I hope you'll forgive me if I start with a story.. it kind of gives a bit of context.
A long time ago (around 2001/2002) I decided I needed to learn more about web programming. I already knew how to write HTML and load it in the browser. I had heard about this thing called CGI but it required me to install a server.. something I thought I did not have time to learn. So armed with my bachelor's degree and the 1 or 2 years of "professional" programming experience I thought the obvious thing to do was learn how HTTP works.

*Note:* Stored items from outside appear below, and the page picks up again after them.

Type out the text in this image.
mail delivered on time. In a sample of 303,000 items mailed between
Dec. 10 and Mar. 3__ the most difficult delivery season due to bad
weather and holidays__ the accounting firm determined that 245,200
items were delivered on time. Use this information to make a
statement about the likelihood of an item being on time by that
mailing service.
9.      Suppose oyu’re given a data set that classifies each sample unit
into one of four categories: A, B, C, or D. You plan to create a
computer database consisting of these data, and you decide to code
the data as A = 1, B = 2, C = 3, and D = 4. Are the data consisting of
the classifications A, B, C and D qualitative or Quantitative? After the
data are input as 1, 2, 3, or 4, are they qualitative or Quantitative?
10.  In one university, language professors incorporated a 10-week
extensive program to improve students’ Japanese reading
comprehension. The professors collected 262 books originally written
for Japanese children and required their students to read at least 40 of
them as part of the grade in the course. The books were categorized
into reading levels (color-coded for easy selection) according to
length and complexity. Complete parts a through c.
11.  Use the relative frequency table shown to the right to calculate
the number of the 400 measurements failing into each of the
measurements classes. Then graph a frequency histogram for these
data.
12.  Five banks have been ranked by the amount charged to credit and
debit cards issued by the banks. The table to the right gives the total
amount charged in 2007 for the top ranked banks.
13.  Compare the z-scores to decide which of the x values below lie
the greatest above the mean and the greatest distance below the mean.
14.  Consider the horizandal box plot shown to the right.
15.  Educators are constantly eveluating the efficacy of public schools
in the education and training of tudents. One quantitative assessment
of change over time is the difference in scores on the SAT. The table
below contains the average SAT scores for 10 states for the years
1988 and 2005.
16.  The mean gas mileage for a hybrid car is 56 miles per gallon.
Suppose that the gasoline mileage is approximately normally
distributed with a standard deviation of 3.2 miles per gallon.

So I started reading the HTTP RFC: https://www.rfc-editor.org/rfc/rfc2616
Turns out that HTTP is really simple but has a lot of details.. most of which are optional. I needed a way to know what I can ignore and what I must implement because I didn't have time to implement the full spec (I had a day job to do). Google just came out a few years back (too late to help me with my dissertation at uni but just in time for my first job) so I thought I'd google "minimal http implementation". These days you'll probably get different results but back then it gave me James Marshall's excellent HTTP Made Really Easy (which is still online today).
So the answer you're looking for is to read the HTTP Made Really Easy page.
TLDR
Due to stackoverflow's policy it would be rude for me to just leave you with a link. However I still strongly suggest you read that article. In any case, here's the TLDR:
HTTP requests are just plain text. It has the simple format of:
Request Line
Header
Header
Header
Each part of a HTTP request is separated by a new line
Note: Technically they should be \r\n
but you are strongly
encouraged to also accept \n
as a newline.
- A HTTP request is terminated by two newlines
Note: Technically they should be 4 bytes: \r\n\r\n
but you are
strongly encouraged to also accept 2 byte terminator: \n\n
.
The format of the request line is:
METHOD path PROTOCOL_VERSION
METHOD is the HTTP method such as POST, GET, PUT, DELETE etc. Typically they should be upper case.
The path is the url path typically expected to be the path of the file you're requesting but in more modern times is more typically an endpoint processed by a web framework.
The protocol version is in the format:
HTTP/1.1
Normally you can ignore this.
Parts of request line is separated by a space character. Technically there should be only one space though I've seen badly malformed requests that send multiple spaces. Browsers will never send more than one space.
Headers are in the format:
Header-name: header value
Header name can be either title-case or lowercase or mixed, all are valid.
Knowing this, parsing HTTP is actually fairly simple:
// Pseudocode:
let headers = {};
let method = '';
let path = '';
while (1) {
input = read();
buffer.append(input);
if (buffer.contains('\n\n') || buffer.contains('\r\n\r\n') {
raw_request = buffer.split('\n');
request_line = raw_request[0].split(' ');
method = request_line[0];
path = request_line[1];
for (let i=1; i<raw_request.length; i++) {
let header = raw_request[i].split(':');
headers[header[0].toLowerCase()] = header.slice(1).join(':');
}
break
}
}
Obviously you shouldn't use a blocking while
loop to read form I/O in javascript because it wouldn't work but you get the general idea.
There are additional things you need to handle such as reading the Content-Length
header to determine when a POST request is completed, how to parse POST form-data (most js frameworks don't do this - they require you to use an additional module to parse request body) etc. but this should get you started with a minimal viable implementation that you can continue to add features in order to handle all the different request types.
parse-raw-http
has no dependencies and about 100 lines of code.